于释领着飞歌进到书房,让她坐下,道:“阿源你来也不先说一声。”飞歌笑道:“也省得师哥你瞎忙活。”往四周看了看,道:“师哥这里可是汗牛充栋啊。”于释道:“十多年读的,都留下了,这回来京城,光这些书就占了五辆车。”一个小厮端了茶上来,于释自斟了一杯递与飞歌,问道:“阿源有什么事么?”飞歌一下子答不上话,她就是过来看看,也没有什么要紧的事,但这话总是说不出口。于释却是没料到飞歌会自己跑来,以为她有事,便有此一问。飞歌隔了好半天,嗔道:“若没事,师哥就不见我了么?”于释忙道:“怎会?阿源什么时候来找师哥,师哥都是求之不得。”飞歌笑了笑,见一个穿着锦缎的中年人站在门口,正看着她。于释抬头见飞歌看着门外,转过头,看见来人,道:“曲掌柜,进来罢。”曲掌柜走上前来,礼道:“公子。”又看看飞歌,不知道该怎么称呼。于释也不引见,只是吩咐道:“从这月起不要往那头收粮了。”“公子,今年恐是要大荒,收的粮食也少,那头的粮食能占。。。。。。”“朝廷严令不许囤积居奇,”于释打断他话,又接着笑道:“粮食放在那里不是最可靠么?”曲掌柜摸不清他用意,愣了愣,应了一声去了。

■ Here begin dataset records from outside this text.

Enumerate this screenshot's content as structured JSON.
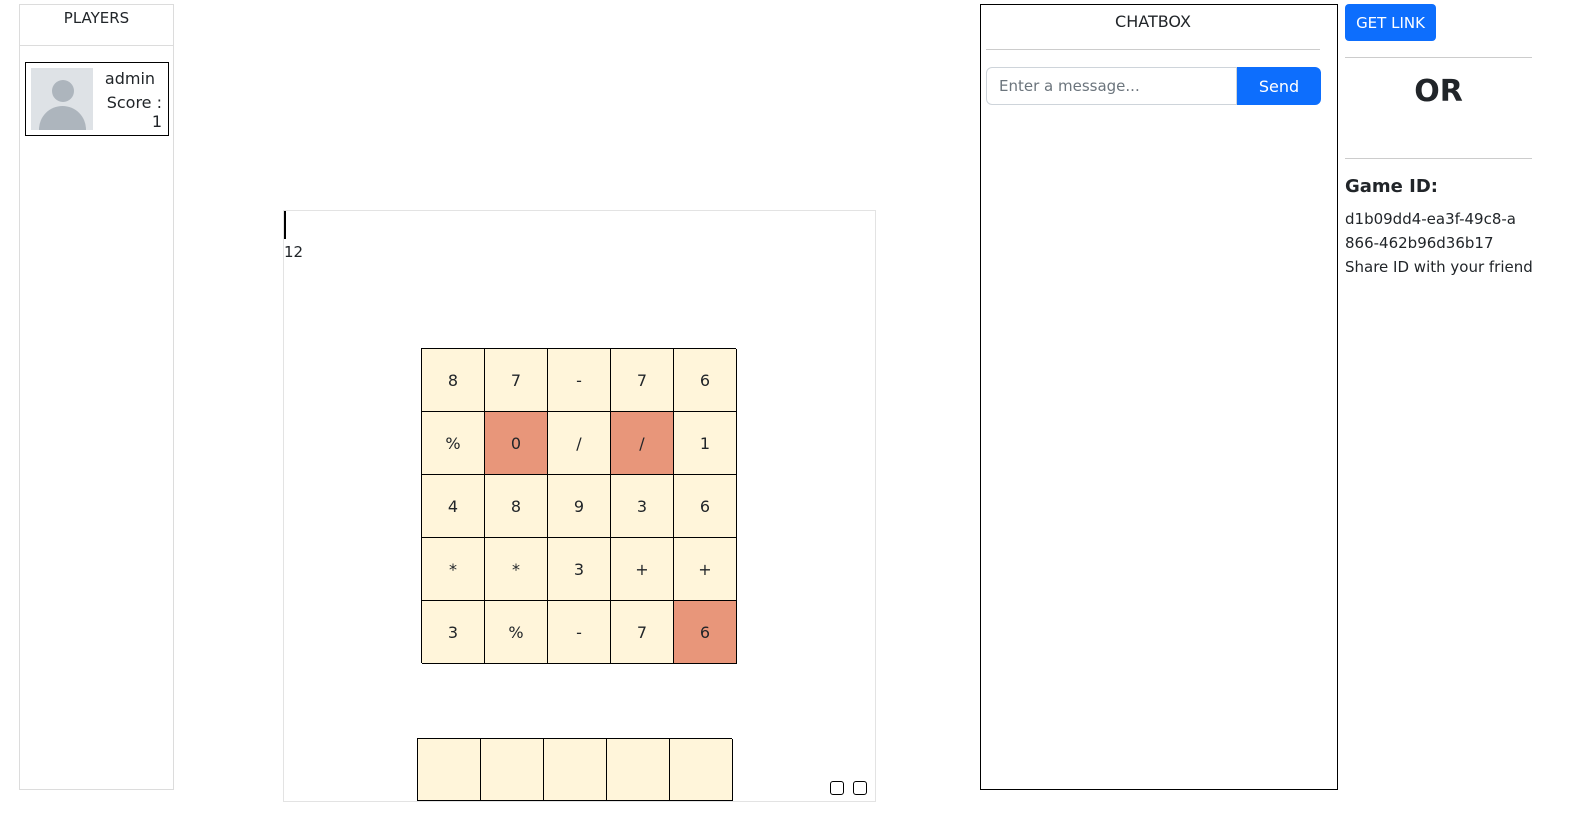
{
  "players_panel": {
    "title": "PLAYERS",
    "players": [
      {
        "name": "admin",
        "score_text": "Score : 1"
      }
    ]
  },
  "game": {
    "target": "12",
    "grid": [
      [
        {
          "v": "8",
          "sel": false
        },
        {
          "v": "7",
          "sel": false
        },
        {
          "v": "-",
          "sel": false
        },
        {
          "v": "7",
          "sel": false
        },
        {
          "v": "6",
          "sel": false
        }
      ],
      [
        {
          "v": "%",
          "sel": false
        },
        {
          "v": "0",
          "sel": true
        },
        {
          "v": "/",
          "sel": false
        },
        {
          "v": "/",
          "sel": true
        },
        {
          "v": "1",
          "sel": false
        }
      ],
      [
        {
          "v": "4",
          "sel": false
        },
        {
          "v": "8",
          "sel": false
        },
        {
          "v": "9",
          "sel": false
        },
        {
          "v": "3",
          "sel": false
        },
        {
          "v": "6",
          "sel": false
        }
      ],
      [
        {
          "v": "*",
          "sel": false
        },
        {
          "v": "*",
          "sel": false
        },
        {
          "v": "3",
          "sel": false
        },
        {
          "v": "+",
          "sel": false
        },
        {
          "v": "+",
          "sel": false
        }
      ],
      [
        {
          "v": "3",
          "sel": false
        },
        {
          "v": "%",
          "sel": false
        },
        {
          "v": "-",
          "sel": false
        },
        {
          "v": "7",
          "sel": false
        },
        {
          "v": "6",
          "sel": true
        }
      ]
    ],
    "slots": [
      "",
      "",
      "",
      "",
      ""
    ],
    "colors": {
      "cell": "#fff5da",
      "selected": "#e8967a"
    }
  },
  "chat": {
    "title": "CHATBOX",
    "input_placeholder": "Enter a message...",
    "send_label": "Send"
  },
  "share": {
    "get_link_label": "GET LINK",
    "or_text": "OR",
    "game_id_title": "Game ID:",
    "game_id": "d1b09dd4-ea3f-49c8-a866-462b96d36b17",
    "share_hint": "Share ID with your friend",
    "accent": "#0d6efd"
  }
}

飞歌道:“师哥真是变了。”“变了?”于释看着飞歌,“可能是罢,奸商奸商,哪像读书人虽是两袖清风,却也是志趣高洁。”“师哥,阿源不是这个意思。”飞歌道,“我是说。。。。。。师哥你又错会我意思。”于释忙道:“阿源,是师哥会错了意,师哥给你赔不是。”飞歌不禁莞尔,于释待她确跟十多年前一般。

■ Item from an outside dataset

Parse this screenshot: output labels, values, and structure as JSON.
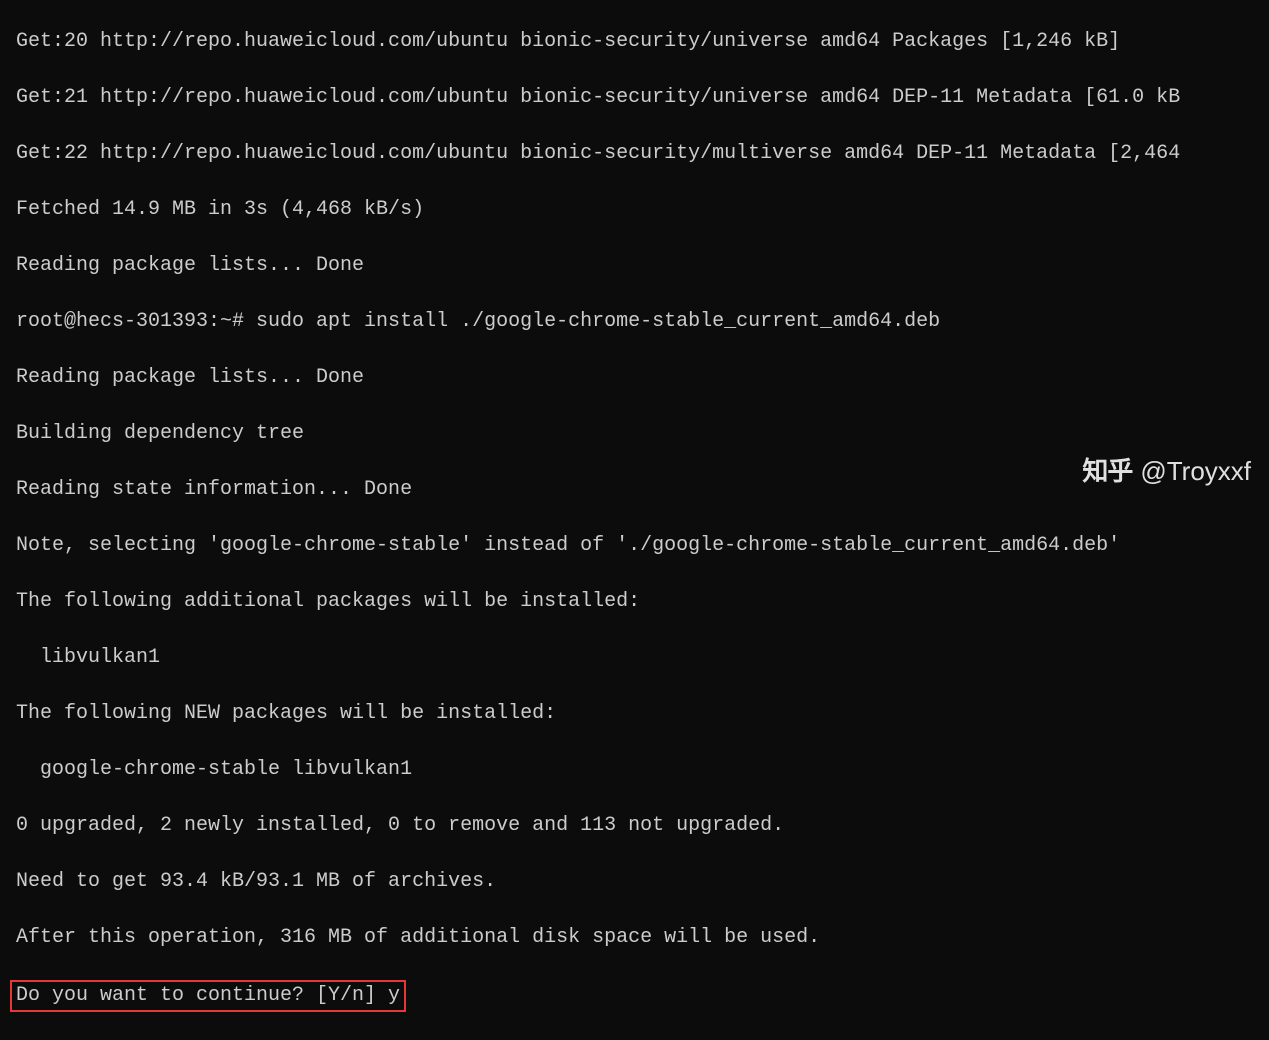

月儿回到山庄也不去逼问进粮的事,和滕公子在红叶林里慢慢走着。滕公子见她半天什么也没问,便先开口道:“蒲掌柜每月去各个军营里收粮。”“嗯。”月儿知他要说,也不着急着追问。滕公子倒是奇怪,道:“月儿,你不想听了么?”月儿委屈道:“我问,你说我急;我不问,你又说我不想听。”滕公子赔笑道:“翊轩失言,望少夫人原宥。”又道:“月儿还是问罢。月儿不问,我还真不知从何说起。”月儿忍不住笑了,继而问道:“军营还卖粮食?是军粮么?”“是罢。”月儿奇道:“军粮是能卖的么?卖了那些兵士吃什么?”“吃我们滕家的捐粮啊。”滕公子笑道。月儿想起了那日他说军营里十斗米能有六斗是滕家的,道:“朝廷有钱粮,他们干么管我们要粮食?”“朝廷拨的粮食只刚够敷出,又都是次米,我们送了好米去,他们为何不要?”月儿想了想,恍然道:“你是以好换次么?”滕公子笑着点了点头。月儿嗔道:“吃了那么大的亏,你还那么高兴?”滕公子笑道:“吃亏是福。”月儿细想来,滕家在朝中盘根错节,四处打点,帮衬着的人也多,这般贿赂,想来也定有些好处,滕家商号的车进出城门可不从未被盘查过么?
“平疆,监国怎么派你去?”秋儿望着司马公子,很是不解。司马公子笑道:“我是自请挂帅。”秋儿笑了起来:“监国忒也糊涂,让山贼头去剿山贼,能剿出甚么?”“不见得,”司马公子凑到秋儿耳畔小声道,“这西夌山的山贼可不止我一家。”说罢,又是大笑。秋儿却忽正色道:“平疆,你身上有伤,怎么能去接这样的差使,要是。。。。。。”秋儿生怕他有什么意外,但又不想把不吉利的话说出来。“知秋,”司马公子低头看着她,眼里都是柔情,半晌笑道,“夫人不必担心,平疆只在营中坐镇,又不进山,不会有事。”秋儿微微放了心。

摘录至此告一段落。